The 1990s were a big year for the Phoenix professional basketball team, the Suns, who played at the America West Arena (now the Talking Stick Arena). Enthusiasm was high, and there was a lot of purple around town! This was the Charles Barkley era, and you can go Google him to find out more. Wow, you couldn't say "Go Google" something in the 1990s! Well, I guess you could, but people would have had no idea what you were talking about. Google?
My career at Bank One ended in 1996, when I resigned, and started teaching Graphic Design at the Art Institute of Phoenix, which had just opened up the previous year. I liked being there, and remember that they were still rearranging the interior walls when I was doing my first classes. At the risk of sounding as if I were giving them a plug, they were (and are) amazing - state-of-the-art computers (mostly Macs) with the emphasis on professionalism. If you can hire an Art Institute grad, especially from the '90s, do so. They're good. I'm an old ASU grad, and they got nothing on AIPX when it comes to training for a career in Computer Graphics. OK, end of free plug!

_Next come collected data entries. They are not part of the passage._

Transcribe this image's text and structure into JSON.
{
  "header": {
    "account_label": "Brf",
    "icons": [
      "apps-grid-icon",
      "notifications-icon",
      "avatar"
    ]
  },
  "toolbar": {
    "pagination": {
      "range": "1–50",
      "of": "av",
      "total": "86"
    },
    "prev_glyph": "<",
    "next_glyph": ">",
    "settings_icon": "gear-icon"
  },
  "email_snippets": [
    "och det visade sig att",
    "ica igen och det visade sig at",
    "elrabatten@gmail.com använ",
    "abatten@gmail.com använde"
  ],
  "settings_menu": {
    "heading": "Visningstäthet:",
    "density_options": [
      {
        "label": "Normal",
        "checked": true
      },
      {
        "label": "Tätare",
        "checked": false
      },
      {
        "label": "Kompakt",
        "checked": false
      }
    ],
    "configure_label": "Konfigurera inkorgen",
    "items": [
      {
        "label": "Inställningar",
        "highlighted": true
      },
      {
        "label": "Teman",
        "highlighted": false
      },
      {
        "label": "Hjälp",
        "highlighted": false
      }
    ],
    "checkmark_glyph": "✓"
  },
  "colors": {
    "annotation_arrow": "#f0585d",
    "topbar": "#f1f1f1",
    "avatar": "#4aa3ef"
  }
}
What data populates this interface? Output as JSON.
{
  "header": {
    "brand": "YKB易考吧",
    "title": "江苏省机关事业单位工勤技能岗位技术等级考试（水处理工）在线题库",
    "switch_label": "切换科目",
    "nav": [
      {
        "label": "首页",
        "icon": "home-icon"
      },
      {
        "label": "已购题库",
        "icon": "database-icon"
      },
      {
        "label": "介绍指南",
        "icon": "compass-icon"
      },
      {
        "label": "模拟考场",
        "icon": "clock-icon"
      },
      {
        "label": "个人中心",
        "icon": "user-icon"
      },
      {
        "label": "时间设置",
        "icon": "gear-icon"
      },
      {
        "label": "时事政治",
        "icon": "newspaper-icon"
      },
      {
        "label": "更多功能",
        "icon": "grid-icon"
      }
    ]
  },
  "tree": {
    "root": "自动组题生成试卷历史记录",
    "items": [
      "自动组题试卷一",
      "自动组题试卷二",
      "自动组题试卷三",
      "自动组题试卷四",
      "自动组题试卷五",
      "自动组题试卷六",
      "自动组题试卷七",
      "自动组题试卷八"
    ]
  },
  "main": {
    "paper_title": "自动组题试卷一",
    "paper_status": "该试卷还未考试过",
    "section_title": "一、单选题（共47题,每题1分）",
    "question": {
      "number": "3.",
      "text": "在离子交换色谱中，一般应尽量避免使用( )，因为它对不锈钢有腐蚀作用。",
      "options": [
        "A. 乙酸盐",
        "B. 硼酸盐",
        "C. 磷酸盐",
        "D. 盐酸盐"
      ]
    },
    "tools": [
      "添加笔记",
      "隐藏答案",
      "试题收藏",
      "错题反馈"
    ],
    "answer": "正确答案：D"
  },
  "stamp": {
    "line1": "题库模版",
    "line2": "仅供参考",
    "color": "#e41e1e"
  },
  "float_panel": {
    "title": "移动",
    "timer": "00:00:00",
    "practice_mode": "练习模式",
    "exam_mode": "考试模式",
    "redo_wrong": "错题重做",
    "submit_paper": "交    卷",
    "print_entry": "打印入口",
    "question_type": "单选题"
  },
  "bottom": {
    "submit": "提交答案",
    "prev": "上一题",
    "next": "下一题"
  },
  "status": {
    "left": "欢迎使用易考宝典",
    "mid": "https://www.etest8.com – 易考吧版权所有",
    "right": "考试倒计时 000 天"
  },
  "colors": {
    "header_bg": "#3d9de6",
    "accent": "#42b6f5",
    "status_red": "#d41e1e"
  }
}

There were a lot of people who were afraid about what would happen when the '90s ended. Apparently the fact that computers hadn't allowed for the dates to change from 1999 to 2000 would cause the economy to collapse, and planes would fall from the sky. I remember that my next-door neighbor was horrified at what might happened, and comforted that it would mean the Second Coming of the Lord, and I knocked on her door the evening of the 31st of December 1999 and assured her that I was right next door, and she could call me. Not sure what I would have been able to do if planes were falling from the sky, but it seemed the neighborly thing to do. Of course she would have had to have called me on a regular telephone (now called a land line), but everyone had them in those days.
I could go on and on about the good old days, and I probably will, but just not in this blog post. I like time-traveling, and I like to imagine all kinds of good old days in Phoenix, from Territorial Days to present day, and even into the future. Yeah, the 21st Century will be the good old days some day, and they probably already are for some people, that's how it works.
Image at the top of the post: At Corporate Center in 1992, 23rd Avenue between Peoria and Dunlap, Phoenix, Arizona. With my brand-new Saturn SC.